Welcome to this week’s Cyber Threat Intelligence Summary, where we bring you the latest updates and insights on significant cyber threats. This edition covers the UK-based winter fuel payment scams, a China-linked telecom hack targeting US politicians, and a new Google Chrome flaw exploited by Lazarus.

1. UK-based winter fuel payment scams identified

Full report available for CYMON users here.

Key Takeaways:

• Researchers have identified nearly 600 domains related to UK-based winter fuel payment scams.
• The scams used SMS messages containing TinyURL links, with content stating that the victim qualifies to apply for winter heating subsidy benefits. These messages were masqueraded as being from a representative of the UK government.
• The TinyURL links lead to domains with the ‘.top’ TLD, with domain names including keywords such as “winter” and “payment”.

Analyst Comment:

• Smishing and phishing scams such as these often take advantage of political developments or any event affecting a large proportion of the population.
• This increases the likelihood of successful attacks when sending large amounts of messages.

2. China-linked telecom hack targets US politicians

Full report available for CYMON users here.

Key Takeaways:

• Intrusions targeting phone communications of US presidential candidates (including Donald Trump, Kamala Harris, and JD Vance) and other high-ranking officials have been detected. The attacks are suspected to be linked to Chinese threat actors.
• The intrusions are part of a months-long campaign, with attackers successfully infiltrating US telecommunications companies.
• Researchers believe the objective is to obtain sensitive information, such as wiretap requests, potentially influencing the presidential elections.
• While the Chinese government denies involvement, US intelligence notes China’s past influence attempts in US elections through social media campaigns.

Analyst comment: 

• Attacks attempting to influence the presidential race will likely continue until the day of the election on 5 November 2024.
• The election outcome will affect many nations, providing significant motivation for outside threat actors who attempt to influence it. 

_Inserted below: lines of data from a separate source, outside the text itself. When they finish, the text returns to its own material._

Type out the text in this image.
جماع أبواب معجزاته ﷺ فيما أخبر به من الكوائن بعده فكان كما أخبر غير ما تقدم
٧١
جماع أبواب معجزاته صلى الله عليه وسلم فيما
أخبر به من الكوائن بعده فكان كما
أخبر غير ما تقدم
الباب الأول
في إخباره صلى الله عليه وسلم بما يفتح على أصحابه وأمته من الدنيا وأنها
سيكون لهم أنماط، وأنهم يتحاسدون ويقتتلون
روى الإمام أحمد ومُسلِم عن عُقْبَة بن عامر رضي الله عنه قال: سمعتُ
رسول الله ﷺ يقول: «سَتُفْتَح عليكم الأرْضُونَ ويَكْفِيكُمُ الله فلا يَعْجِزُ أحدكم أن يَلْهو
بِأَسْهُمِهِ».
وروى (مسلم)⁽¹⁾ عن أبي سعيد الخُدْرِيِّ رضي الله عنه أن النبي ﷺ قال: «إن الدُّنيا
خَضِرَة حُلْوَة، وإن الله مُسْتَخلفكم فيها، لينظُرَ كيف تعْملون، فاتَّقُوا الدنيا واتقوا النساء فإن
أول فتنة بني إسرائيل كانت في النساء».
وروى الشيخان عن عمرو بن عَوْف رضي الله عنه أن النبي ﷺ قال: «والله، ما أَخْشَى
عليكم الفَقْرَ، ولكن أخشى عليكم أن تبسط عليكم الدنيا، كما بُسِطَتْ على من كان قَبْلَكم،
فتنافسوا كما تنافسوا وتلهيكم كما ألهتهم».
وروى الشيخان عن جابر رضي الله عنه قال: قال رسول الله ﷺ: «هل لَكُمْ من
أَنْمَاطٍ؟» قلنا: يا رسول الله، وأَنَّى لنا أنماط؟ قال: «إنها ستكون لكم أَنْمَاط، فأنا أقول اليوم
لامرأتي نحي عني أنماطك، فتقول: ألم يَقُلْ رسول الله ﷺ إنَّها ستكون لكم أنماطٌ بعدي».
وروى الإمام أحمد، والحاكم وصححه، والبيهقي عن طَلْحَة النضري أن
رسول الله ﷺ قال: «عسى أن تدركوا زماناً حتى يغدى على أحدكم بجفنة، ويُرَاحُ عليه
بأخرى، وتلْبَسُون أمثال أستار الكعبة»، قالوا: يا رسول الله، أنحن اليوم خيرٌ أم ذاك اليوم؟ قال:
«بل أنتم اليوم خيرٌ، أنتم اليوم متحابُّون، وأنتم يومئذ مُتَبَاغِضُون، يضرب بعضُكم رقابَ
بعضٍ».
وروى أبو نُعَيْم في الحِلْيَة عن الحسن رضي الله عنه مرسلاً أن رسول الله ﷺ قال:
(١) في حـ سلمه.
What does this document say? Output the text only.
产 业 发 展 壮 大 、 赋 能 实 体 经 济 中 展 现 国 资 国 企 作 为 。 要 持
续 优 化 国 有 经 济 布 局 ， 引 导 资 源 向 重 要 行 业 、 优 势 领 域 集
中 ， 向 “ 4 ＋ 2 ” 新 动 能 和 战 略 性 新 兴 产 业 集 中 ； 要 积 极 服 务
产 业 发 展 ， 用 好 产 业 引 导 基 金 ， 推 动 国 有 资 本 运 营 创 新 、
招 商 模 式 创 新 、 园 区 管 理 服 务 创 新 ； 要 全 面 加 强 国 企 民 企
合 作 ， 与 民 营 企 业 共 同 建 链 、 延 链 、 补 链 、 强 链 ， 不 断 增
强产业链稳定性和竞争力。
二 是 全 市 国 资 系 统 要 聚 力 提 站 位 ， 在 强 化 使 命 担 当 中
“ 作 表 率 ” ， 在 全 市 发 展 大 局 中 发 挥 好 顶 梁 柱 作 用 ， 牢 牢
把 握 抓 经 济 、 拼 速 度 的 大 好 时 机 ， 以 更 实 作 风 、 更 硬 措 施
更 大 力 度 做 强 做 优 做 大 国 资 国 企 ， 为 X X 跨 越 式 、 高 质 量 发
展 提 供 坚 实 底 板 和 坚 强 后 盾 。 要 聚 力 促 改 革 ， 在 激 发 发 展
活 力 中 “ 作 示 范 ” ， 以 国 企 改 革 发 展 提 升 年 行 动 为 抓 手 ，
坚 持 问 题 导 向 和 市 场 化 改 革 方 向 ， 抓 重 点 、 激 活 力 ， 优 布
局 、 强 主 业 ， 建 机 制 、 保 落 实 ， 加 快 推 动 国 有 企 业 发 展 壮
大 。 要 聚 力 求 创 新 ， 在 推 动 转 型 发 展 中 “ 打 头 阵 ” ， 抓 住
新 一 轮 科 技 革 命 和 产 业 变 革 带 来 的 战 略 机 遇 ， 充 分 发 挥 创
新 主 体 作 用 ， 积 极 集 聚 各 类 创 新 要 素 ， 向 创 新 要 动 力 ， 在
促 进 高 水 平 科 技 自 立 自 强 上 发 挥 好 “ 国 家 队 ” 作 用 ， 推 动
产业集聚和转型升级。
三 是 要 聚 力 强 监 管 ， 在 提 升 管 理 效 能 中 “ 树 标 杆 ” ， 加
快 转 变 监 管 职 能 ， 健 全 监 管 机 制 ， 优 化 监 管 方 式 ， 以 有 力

3. Lazarus exploits the Google Chrome flaw via the tank game website

Full report available for CYMON users here.

Key Takeaways:

• North Korean threat actor Lazarus exploited a Google Chrome zero-day, CVE-2024-4947, disclosed on 23 May 2024.
• Google issued a patch for this vulnerability on 25 May 2024 in Chrome versions 125.0.6422.60 and 125.0.6422.60.61.
• Lazarus targeted users through a DeFi NFT tank game, “detankzone[.]com,” which used stolen source code from the legitimate game DeFiTankLand.
• A hidden script on the website triggered the exploit, allowing Lazarus to access cookies, authentication tokens, saved passwords, and browsing history.
• To bypass Chrome’s V8 sandbox, they leveraged a separate issue (330404819) to remotely execute shellcode, collecting data and sending it to a command-and-control (C2) server.

Analyst comment: 

• Lazarus is a North Korean state-sponsored APT group which has been in operation since at least 2009.
• Its attacks have targeted numerous countries and sectors, including government, military, aerospace, media, and finance.
• Some Lazarus intrusions result in the exfiltration of sensitive data, whilst others are destructive.